I spend a fair part of my time walking in moorland where I can enjoy such sights (and sounds) as curlew, golden plover, lapwings, buzzards and hobbies.

Moorland earth

My feet squelch as I stride
in slow motion over and into
the dark peat, purple
and green earth.
One woman’s up to her knees,
but she’s got short legs so it’s a bit of a joke.
We pull her arms and she gurgles
like an emptying sink!

All this commotion stirs up
an ancient smell of carboniferous trees
and prehistoric smoke.

The Monuments Men

The Monuments Men was a group of men who saved works of art during WW2. The film The Monuments Men is directed by George Clooney. Hitler called most art of the time, degenerate art.
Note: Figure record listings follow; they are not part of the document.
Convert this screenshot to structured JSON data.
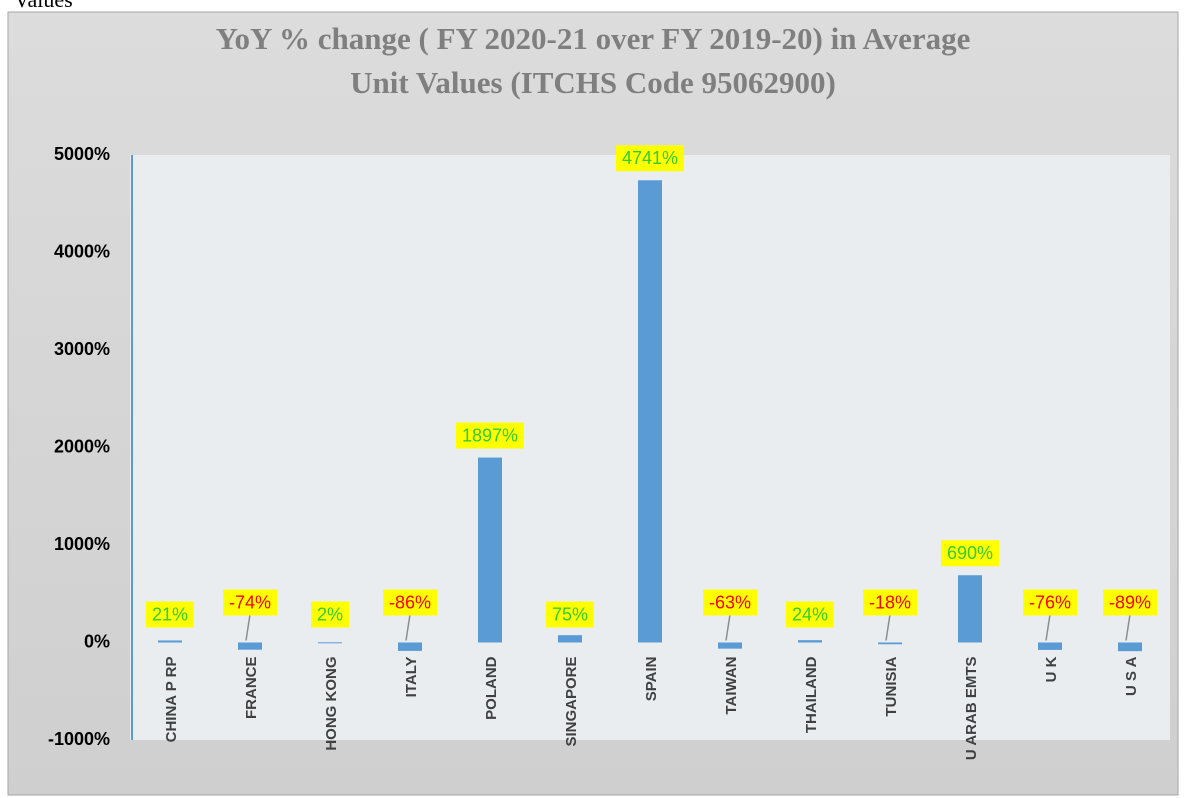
{
  "header_text": "Values",
  "chart_data": {
    "type": "bar",
    "title": [
      "YoY % change ( FY 2020-21 over FY 2019-20) in Average",
      "Unit Values (ITCHS Code 95062900)"
    ],
    "categories": [
      "CHINA P RP",
      "FRANCE",
      "HONG KONG",
      "ITALY",
      "POLAND",
      "SINGAPORE",
      "SPAIN",
      "TAIWAN",
      "THAILAND",
      "TUNISIA",
      "U ARAB EMTS",
      "U K",
      "U S A"
    ],
    "values": [
      21,
      -74,
      2,
      -86,
      1897,
      75,
      4741,
      -63,
      24,
      -18,
      690,
      -76,
      -89
    ],
    "value_labels": [
      "21%",
      "-74%",
      "2%",
      "-86%",
      "1897%",
      "75%",
      "4741%",
      "-63%",
      "24%",
      "-18%",
      "690%",
      "-76%",
      "-89%"
    ],
    "color": "#5b9bd5",
    "label_colors": {
      "positive": "#33cc33",
      "negative": "#ff0000"
    },
    "ylim": [
      -1000,
      5000
    ],
    "yticks": [
      {
        "value": -1000,
        "label": "-1000%"
      },
      {
        "value": 0,
        "label": "0%"
      },
      {
        "value": 1000,
        "label": "1000%"
      },
      {
        "value": 2000,
        "label": "2000%"
      },
      {
        "value": 3000,
        "label": "3000%"
      },
      {
        "value": 4000,
        "label": "4000%"
      },
      {
        "value": 5000,
        "label": "5000%"
      }
    ],
    "grid": false
  }
}
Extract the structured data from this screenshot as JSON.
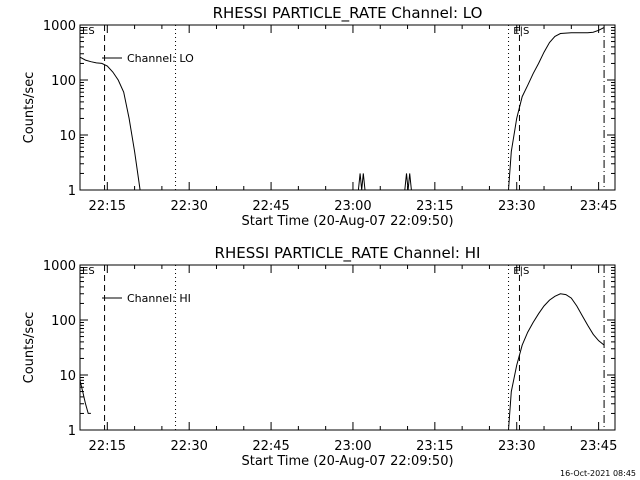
{
  "colors": {
    "background": "#ffffff",
    "foreground": "#000000"
  },
  "footer": "16-Oct-2021 08:45",
  "chart_data": [
    {
      "type": "line",
      "title": "RHESSI PARTICLE_RATE Channel: LO",
      "xlabel": "Start Time (20-Aug-07 22:09:50)",
      "ylabel": "Counts/sec",
      "yscale": "log",
      "ylim": [
        1,
        1000
      ],
      "xlim": [
        "22:10",
        "23:48"
      ],
      "x_ticks": [
        "22:15",
        "22:30",
        "22:45",
        "23:00",
        "23:15",
        "23:30",
        "23:45"
      ],
      "y_ticks": [
        "1",
        "10",
        "100",
        "1000"
      ],
      "grid": false,
      "legend": {
        "position": "top-left",
        "entries": [
          "Channel: LO"
        ]
      },
      "flag_labels": [
        {
          "text": "ES",
          "time": "22:10"
        },
        {
          "text": "E|S",
          "time": "23:29"
        }
      ],
      "vlines": [
        {
          "time": "22:14.5",
          "style": "dashed"
        },
        {
          "time": "22:27.5",
          "style": "dotted"
        },
        {
          "time": "23:28.5",
          "style": "dotted"
        },
        {
          "time": "23:30.5",
          "style": "dashed"
        },
        {
          "time": "23:46",
          "style": "dash-dot"
        }
      ],
      "series": [
        {
          "segments": [
            [
              [
                "22:10",
                260
              ],
              [
                "22:11",
                230
              ],
              [
                "22:12",
                215
              ],
              [
                "22:13",
                205
              ],
              [
                "22:14",
                200
              ],
              [
                "22:15",
                180
              ],
              [
                "22:16",
                140
              ],
              [
                "22:17",
                100
              ],
              [
                "22:18",
                60
              ],
              [
                "22:19",
                20
              ],
              [
                "22:20",
                5
              ],
              [
                "22:21",
                1
              ]
            ],
            [
              [
                "23:01",
                1
              ],
              [
                "23:01.3",
                2
              ],
              [
                "23:01.6",
                1
              ],
              [
                "23:01.9",
                2
              ],
              [
                "23:02.2",
                1
              ]
            ],
            [
              [
                "23:09.5",
                1
              ],
              [
                "23:09.8",
                2
              ],
              [
                "23:10.1",
                1
              ],
              [
                "23:10.4",
                2
              ],
              [
                "23:10.7",
                1
              ]
            ],
            [
              [
                "23:28.5",
                1
              ],
              [
                "23:29",
                5
              ],
              [
                "23:30",
                20
              ],
              [
                "23:31",
                50
              ],
              [
                "23:32",
                80
              ],
              [
                "23:33",
                130
              ],
              [
                "23:34",
                200
              ],
              [
                "23:35",
                320
              ],
              [
                "23:36",
                480
              ],
              [
                "23:37",
                620
              ],
              [
                "23:38",
                700
              ],
              [
                "23:40",
                720
              ],
              [
                "23:42",
                720
              ],
              [
                "23:43",
                720
              ],
              [
                "23:44",
                740
              ],
              [
                "23:45",
                800
              ],
              [
                "23:46",
                900
              ]
            ]
          ]
        }
      ]
    },
    {
      "type": "line",
      "title": "RHESSI PARTICLE_RATE Channel: HI",
      "xlabel": "Start Time (20-Aug-07 22:09:50)",
      "ylabel": "Counts/sec",
      "yscale": "log",
      "ylim": [
        1,
        1000
      ],
      "xlim": [
        "22:10",
        "23:48"
      ],
      "x_ticks": [
        "22:15",
        "22:30",
        "22:45",
        "23:00",
        "23:15",
        "23:30",
        "23:45"
      ],
      "y_ticks": [
        "1",
        "10",
        "100",
        "1000"
      ],
      "grid": false,
      "legend": {
        "position": "top-left",
        "entries": [
          "Channel: HI"
        ]
      },
      "flag_labels": [
        {
          "text": "ES",
          "time": "22:10"
        },
        {
          "text": "E|S",
          "time": "23:29"
        }
      ],
      "vlines": [
        {
          "time": "22:14.5",
          "style": "dashed"
        },
        {
          "time": "22:27.5",
          "style": "dotted"
        },
        {
          "time": "23:28.5",
          "style": "dotted"
        },
        {
          "time": "23:30.5",
          "style": "dashed"
        },
        {
          "time": "23:46",
          "style": "dash-dot"
        }
      ],
      "series": [
        {
          "segments": [
            [
              [
                "22:10",
                8
              ],
              [
                "22:10.5",
                5
              ],
              [
                "22:11",
                3
              ],
              [
                "22:11.5",
                2
              ],
              [
                "22:12",
                2
              ]
            ],
            [
              [
                "23:28.5",
                1
              ],
              [
                "23:29",
                5
              ],
              [
                "23:30",
                15
              ],
              [
                "23:31",
                35
              ],
              [
                "23:32",
                60
              ],
              [
                "23:33",
                90
              ],
              [
                "23:34",
                130
              ],
              [
                "23:35",
                180
              ],
              [
                "23:36",
                230
              ],
              [
                "23:37",
                270
              ],
              [
                "23:38",
                300
              ],
              [
                "23:39",
                290
              ],
              [
                "23:40",
                250
              ],
              [
                "23:41",
                180
              ],
              [
                "23:42",
                120
              ],
              [
                "23:43",
                80
              ],
              [
                "23:44",
                55
              ],
              [
                "23:45",
                42
              ],
              [
                "23:46",
                35
              ]
            ]
          ]
        }
      ]
    }
  ]
}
This is something I wrote after reading about the ‘degenerate art’ exhibition.

degenerate art

this painting is degenerate the sky is green the fields are blue. this artist of our heroic country has contaminated our culture with blatant primitivism. what we need is beauty and draughtsmanship of the highest order. this is not a poem. in this painting the artist has used an imbecile as his model. just look at her face. this is not a fitting subject for high art. this primitivism must be purged otherwise how are we to retain purity of race. ideals of harmony and beauty must prevail. this is not a poem. as a symbol or representation of all that is abhorrent in modern art look at this portrait of a soldier in which he stretches forth the bloody stump of his right arm. the eyes are empty hollow and dead. the glowing red colours and the yellow nude suggest aggression which has no part in the best traditions of western art. this is a product of a diseased mind anyhow let us have an exhibition of the worst of these daubs as ridicule is the best weapon of the truly cultured. all proceeds will go to the fatherland. this is not a poem.